The audit service has a default configuration and is immediately operational on the global zone after you install Oracle Solaris. No additional action is required to enable or configure the service to become usable. With its default configuration, the audit service records the following operations:
Login and logout operations
Use of the su command
Screen lock and screen unlock operations
Because the service's default configuration has no performance impact on the system, disabling the service on performance grounds is not required.
Provided that you have the appropriate audit-related rights, such as those in the Audit Review Rights profile, you can review the audit logs. The logs are stored in /var/audit. You view these files by using the praudit and auditreduce commands. For more information, see Displaying Audit Trail Data.
The subsequent sections in this chapter provide instructions for customizing the audit service configuration, if the default configuration is insufficient for your needs.
The audit service is regulated by the following parameters:
Classes of attributable and non-attributable events
To display the audit service defaults, you typically use the auditconfig -get* subcommands. These subcommands display the current configuration of the parameter that is represented by the asterisk (*), such as –getflags –getpolicy, or –getqctrl. To display information about classes for non-attributable events, use the auditconfig -getnaflags subcommand.
For more information about the auditconfig command, see the auditconfig(1M) man page.
The following examples show the appropriate command syntax to use to display the default audit configuration settings.Example 1 Displaying the Default Class for Events
In this example, two subcommands display the preselected classes for attributable and non-attributable events respectively. To see which events are assigned to a class, and therefore which events are being recorded, run the auditrecord -c class command.
# auditconfig -getflags active user default audit flags = lo(0x1000,0x1000) configured user default audit flags = lo(0x1000,0x1000)
lo is the flag for the login/logout audit class. The format of the mask output is (success,failure).
# auditconfig -getnaflags active non-attributable audit flags = lo(0x1000,0x1000) configured non-attributable audit flags = lo(0x1000,0x1000)Example 2 Displaying the Default Audit Policy
$ auditconfig -getpolicy configured audit policies = cnt active audit policies = cnt
The active policy is the current policy, but the policy value is not being stored by the audit service. The configured policy is stored by the audit service, so the policy is restored when you restart the audit service.Example 3 Displaying the Default Audit Plugins
$ auditconfig -getplugin Plugin: audit_binfile Attributes: p_age=Oh;p_dir=/var/audit;p_fsize=4M;p_minfree=1; Plugin: audit_syslog (inactive) Attributes: p_flags=; Plugin: audit_remote (inactive) Attributes: p_hosts=;p_retries=3;p_timeout=5;
The audit_binfile plugin is active by default.Example 4 Displaying the Audit Queue Controls
$ auditconfig -getqctrl no configured audit queue hiwater mark no configured audit queue lowater mark no configured audit queue buffer size no configured audit queue delay active audit queue hiwater mark (records) = 100 active audit queue lowater mark (records) = 10 active audit queue buffer size (bytes) = 8192 active audit queue delay (ticks) = 20
The active queue control is the queue control that is currently used by the kernel. The string no configured indicates that the system is using the default values.
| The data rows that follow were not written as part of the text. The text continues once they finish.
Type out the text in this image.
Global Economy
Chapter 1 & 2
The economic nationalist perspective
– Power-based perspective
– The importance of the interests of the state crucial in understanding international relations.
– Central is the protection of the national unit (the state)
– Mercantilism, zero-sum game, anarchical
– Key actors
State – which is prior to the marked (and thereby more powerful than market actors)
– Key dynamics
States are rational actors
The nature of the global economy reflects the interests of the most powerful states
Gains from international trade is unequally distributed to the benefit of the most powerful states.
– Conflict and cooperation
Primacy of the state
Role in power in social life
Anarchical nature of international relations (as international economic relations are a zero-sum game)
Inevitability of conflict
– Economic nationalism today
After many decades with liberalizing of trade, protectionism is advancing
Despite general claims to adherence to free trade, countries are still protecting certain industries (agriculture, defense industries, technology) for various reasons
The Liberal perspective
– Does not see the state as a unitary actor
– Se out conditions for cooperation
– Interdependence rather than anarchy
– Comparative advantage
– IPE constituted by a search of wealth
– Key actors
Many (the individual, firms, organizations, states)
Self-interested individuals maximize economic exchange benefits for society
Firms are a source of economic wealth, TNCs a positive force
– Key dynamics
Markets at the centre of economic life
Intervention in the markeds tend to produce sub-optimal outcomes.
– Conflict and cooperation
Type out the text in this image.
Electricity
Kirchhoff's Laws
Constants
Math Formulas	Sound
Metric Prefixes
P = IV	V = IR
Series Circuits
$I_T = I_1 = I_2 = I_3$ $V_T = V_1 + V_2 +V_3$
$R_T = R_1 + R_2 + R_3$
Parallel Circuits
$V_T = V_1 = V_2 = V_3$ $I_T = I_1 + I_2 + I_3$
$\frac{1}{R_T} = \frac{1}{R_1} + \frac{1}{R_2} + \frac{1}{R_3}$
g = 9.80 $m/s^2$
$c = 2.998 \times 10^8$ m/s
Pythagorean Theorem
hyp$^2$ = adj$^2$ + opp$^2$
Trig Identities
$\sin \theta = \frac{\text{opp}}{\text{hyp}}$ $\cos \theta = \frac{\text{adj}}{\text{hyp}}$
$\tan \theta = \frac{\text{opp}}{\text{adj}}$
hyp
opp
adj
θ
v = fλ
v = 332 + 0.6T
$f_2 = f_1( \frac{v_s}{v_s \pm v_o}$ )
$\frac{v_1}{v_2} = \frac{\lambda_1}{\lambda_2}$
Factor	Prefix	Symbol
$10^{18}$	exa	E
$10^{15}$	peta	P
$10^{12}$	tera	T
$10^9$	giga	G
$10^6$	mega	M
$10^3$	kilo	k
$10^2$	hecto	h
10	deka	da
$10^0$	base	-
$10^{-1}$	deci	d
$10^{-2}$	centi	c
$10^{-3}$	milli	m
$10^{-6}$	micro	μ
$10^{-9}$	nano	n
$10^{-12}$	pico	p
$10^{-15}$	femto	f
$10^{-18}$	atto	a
The audit service is enabled by default. If the perzone audit policy is set, zone administrators must enable, refresh, or disable the audit service in each non-global zone as desired. If the perzone audit policy is not set, enabling, refreshing, or disabling the audit service from the global zone is effective for all non-global zones.
To disable or enable the audit service, you must become an administrator who is assigned the Audit Control rights profile. For more information, see Using Your Assigned Administrative Rights in Securing Users and Processes in Oracle Solaris 11.3.
To disable the audit service, use the following command:
# audit -t
To enable the audit service, use the following command:
# audit -s
To verify that the audit service is running, use the following command:
# auditconfig -getcond audit condition = auditing
If the perzone audit policy is set, then you must perform this verification in the non-global zones where you enabled auditing.